L'opération de Viaduc en Chine s'inscrit en fait dans un mouvement d'internationalisation plus global et mûrement pensé. La meilleure contre-illustration est l'exemple de la stratégie LinkedIn, le n°1 mondial du marché avec plus de 6 millions d'inscrits à travers le monde.

LinkedIn développe une stratégie internationale qui se veut horizontale. La même marque, la même interface, les mêmes fonctions et une seule langue : l'anglais. En dehors de marché américain, la part de marché de LinkedIn est donc limitée à la communauté professionnelle anglophone du pays. Selon Dan Serfaty, cette stratégie conduit à ne pouvoir servir que 10 à 15% du marché local réel. Leur modèle n'en reste pas moins rentable : 50 millions de dollars de chiffres d'affaires par mois pour un staff de 50 personnes. Ce qui peut faire rêver beaucoup d'entrepreneurs du Net...

Mais ce modèle, typique du développement des sociétés américaines à l'étranger, a montré ses limites. Tout particulièrement en Chine, où la langue, la culture et finalement les usages sont si différents. Google, avec cette stratégie horizontale, est la meilleure illustration de cet échec. Il reste autour des 15% de part de marché en Chine pour la recherche et autour de 20%, pour la part de marché en terme de revenus publicitaires générés par leur moteur. Difficultés d'adaptation aussi pour eBay qui n'arrive pas à réellement "challenger" le n°1 local : Alibaba/Taobao.

Quelle est la stratégie adoptée par Viaduc dans ce contexte pour réussir en Chine ?
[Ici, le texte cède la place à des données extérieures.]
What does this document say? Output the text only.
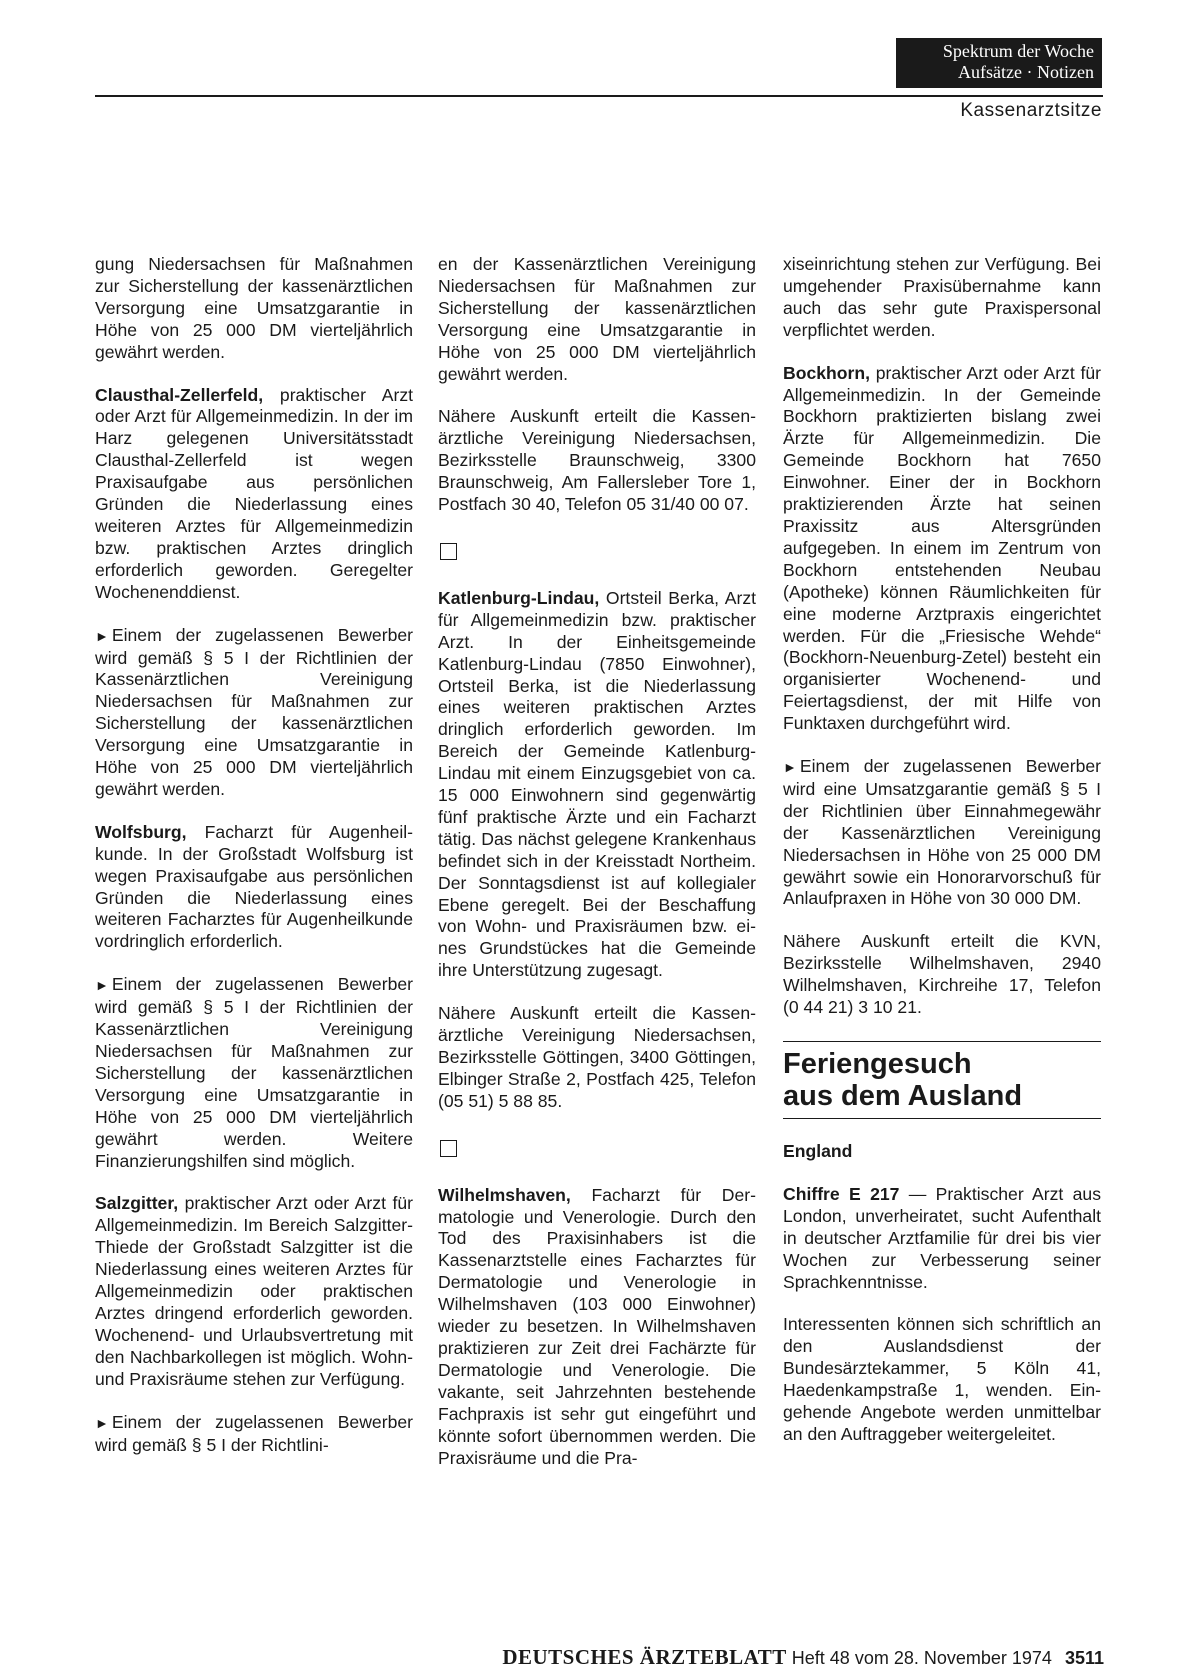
Spektrum der Woche
Aufsätze · Notizen
Kassenarztsitze

gung Niedersachsen für Maßnahmen zur Sicherstellung der kassenärztlichen Versorgung eine Umsatzgarantie in Höhe von 25 000 DM vierteljährlich gewährt werden.

Clausthal-Zellerfeld, praktischer Arzt oder Arzt für Allgemeinmedizin. In der im Harz gelegenen Universitätsstadt Clausthal-Zellerfeld ist wegen Praxisaufgabe aus persönlichen Gründen die Niederlassung eines weiteren Arztes für Allgemeinmedizin bzw. praktischen Arztes dringlich erforderlich geworden. Geregelter Wochenenddienst.

► Einem der zugelassenen Bewerber wird gemäß § 5 I der Richtlinien der Kassenärztlichen Vereinigung Niedersachsen für Maßnahmen zur Sicherstellung der kassenärztlichen Versorgung eine Umsatzgarantie in Höhe von 25 000 DM vierteljährlich gewährt werden.

Wolfsburg, Facharzt für Augenheilkunde. In der Großstadt Wolfsburg ist wegen Praxisaufgabe aus persönlichen Gründen die Niederlassung eines weiteren Facharztes für Augenheilkunde vordringlich erforderlich.

► Einem der zugelassenen Bewerber wird gemäß § 5 I der Richtlinien der Kassenärztlichen Vereinigung Niedersachsen für Maßnahmen zur Sicherstellung der kassenärztlichen Versorgung eine Umsatzgarantie in Höhe von 25 000 DM vierteljährlich gewährt werden. Weitere Finanzierungshilfen sind möglich.

Salzgitter, praktischer Arzt oder Arzt für Allgemeinmedizin. Im Bereich Salzgitter-Thiede der Großstadt Salzgitter ist die Niederlassung eines weiteren Arztes für Allgemeinmedizin oder praktischen Arztes dringend erforderlich geworden. Wochenend- und Urlaubsvertretung mit den Nachbarkollegen ist möglich. Wohn- und Praxisräume stehen zur Verfügung.

► Einem der zugelassenen Bewerber wird gemäß § 5 I der Richtlini-

en der Kassenärztlichen Vereinigung Niedersachsen für Maßnahmen zur Sicherstellung der kassenärztlichen Versorgung eine Umsatzgarantie in Höhe von 25 000 DM vierteljährlich gewährt werden.

Nähere Auskunft erteilt die Kassenärztliche Vereinigung Niedersachsen, Bezirksstelle Braunschweig, 3300 Braunschweig, Am Fallersleber Tore 1, Postfach 30 40, Telefon 05 31/40 00 07.

Katlenburg-Lindau, Ortsteil Berka, Arzt für Allgemeinmedizin bzw. praktischer Arzt. In der Einheitsgemeinde Katlenburg-Lindau (7850 Einwohner), Ortsteil Berka, ist die Niederlassung eines weiteren praktischen Arztes dringlich erforderlich geworden. Im Bereich der Gemeinde Katlenburg-Lindau mit einem Einzugsgebiet von ca. 15 000 Einwohnern sind gegenwärtig fünf praktische Ärzte und ein Facharzt tätig. Das nächst gelegene Krankenhaus befindet sich in der Kreisstadt Northeim. Der Sonntagsdienst ist auf kollegialer Ebene geregelt. Bei der Beschaffung von Wohn- und Praxisräumen bzw. eines Grundstückes hat die Gemeinde ihre Unterstützung zugesagt.

Nähere Auskunft erteilt die Kassenärztliche Vereinigung Niedersachsen, Bezirksstelle Göttingen, 3400 Göttingen, Elbinger Straße 2, Postfach 425, Telefon (05 51) 5 88 85.

Wilhelmshaven, Facharzt für Dermatologie und Venerologie. Durch den Tod des Praxisinhabers ist die Kassenarztstelle eines Facharztes für Dermatologie und Venerologie in Wilhelmshaven (103 000 Einwohner) wieder zu besetzen. In Wilhelmshaven praktizieren zur Zeit drei Fachärzte für Dermatologie und Venerologie. Die vakante, seit Jahrzehnten bestehende Fachpraxis ist sehr gut eingeführt und könnte sofort übernommen werden. Die Praxisräume und die Pra-

xiseinrichtung stehen zur Verfügung. Bei umgehender Praxisübernahme kann auch das sehr gute Praxispersonal verpflichtet werden.

Bockhorn, praktischer Arzt oder Arzt für Allgemeinmedizin. In der Gemeinde Bockhorn praktizierten bislang zwei Ärzte für Allgemeinmedizin. Die Gemeinde Bockhorn hat 7650 Einwohner. Einer der in Bockhorn praktizierenden Ärzte hat seinen Praxissitz aus Altersgründen aufgegeben. In einem im Zentrum von Bockhorn entstehenden Neubau (Apotheke) können Räumlichkeiten für eine moderne Arztpraxis eingerichtet werden. Für die „Friesische Wehde“ (Bockhorn-Neuenburg-Zetel) besteht ein organisierter Wochenend- und Feiertagsdienst, der mit Hilfe von Funktaxen durchgeführt wird.

► Einem der zugelassenen Bewerber wird eine Umsatzgarantie gemäß § 5 I der Richtlinien über Einnahmegewähr der Kassenärztlichen Vereinigung Niedersachsen in Höhe von 25 000 DM gewährt sowie ein Honorarvorschuß für Anlaufpraxen in Höhe von 30 000 DM.

Nähere Auskunft erteilt die KVN, Bezirksstelle Wilhelmshaven, 2940 Wilhelmshaven, Kirchreihe 17, Telefon (0 44 21) 3 10 21.

Feriengesuch
aus dem Ausland
England

Chiffre E 217 — Praktischer Arzt aus London, unverheiratet, sucht Aufenthalt in deutscher Arztfamilie für drei bis vier Wochen zur Verbesserung seiner Sprachkenntnisse.

Interessenten können sich schriftlich an den Auslandsdienst der Bundesärztekammer, 5 Köln 41, Haedenkampstraße 1, wenden. Eingehende Angebote werden unmittelbar an den Auftraggeber weitergeleitet.

DEUTSCHES ÄRZTEBLATT Heft 48 vom 28. November 1974 3511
Dan Serfaty nous explique la méthode adoptée : - Identifier le n°1 ou n°2 du marché - Prendre une participation stratégique (présence au board) mais non majoritaire - Prévoir des développements communs

Il s'agit donc d'une stratégie qualifiée de "verticale" qui prend le contre-pied d'une démarche de type LinkedIn, en s'appuyant sur la marque et la notoriété du partenaire, sa capacité à comprendre son marché domestique, et son aptitude à y développer ses services.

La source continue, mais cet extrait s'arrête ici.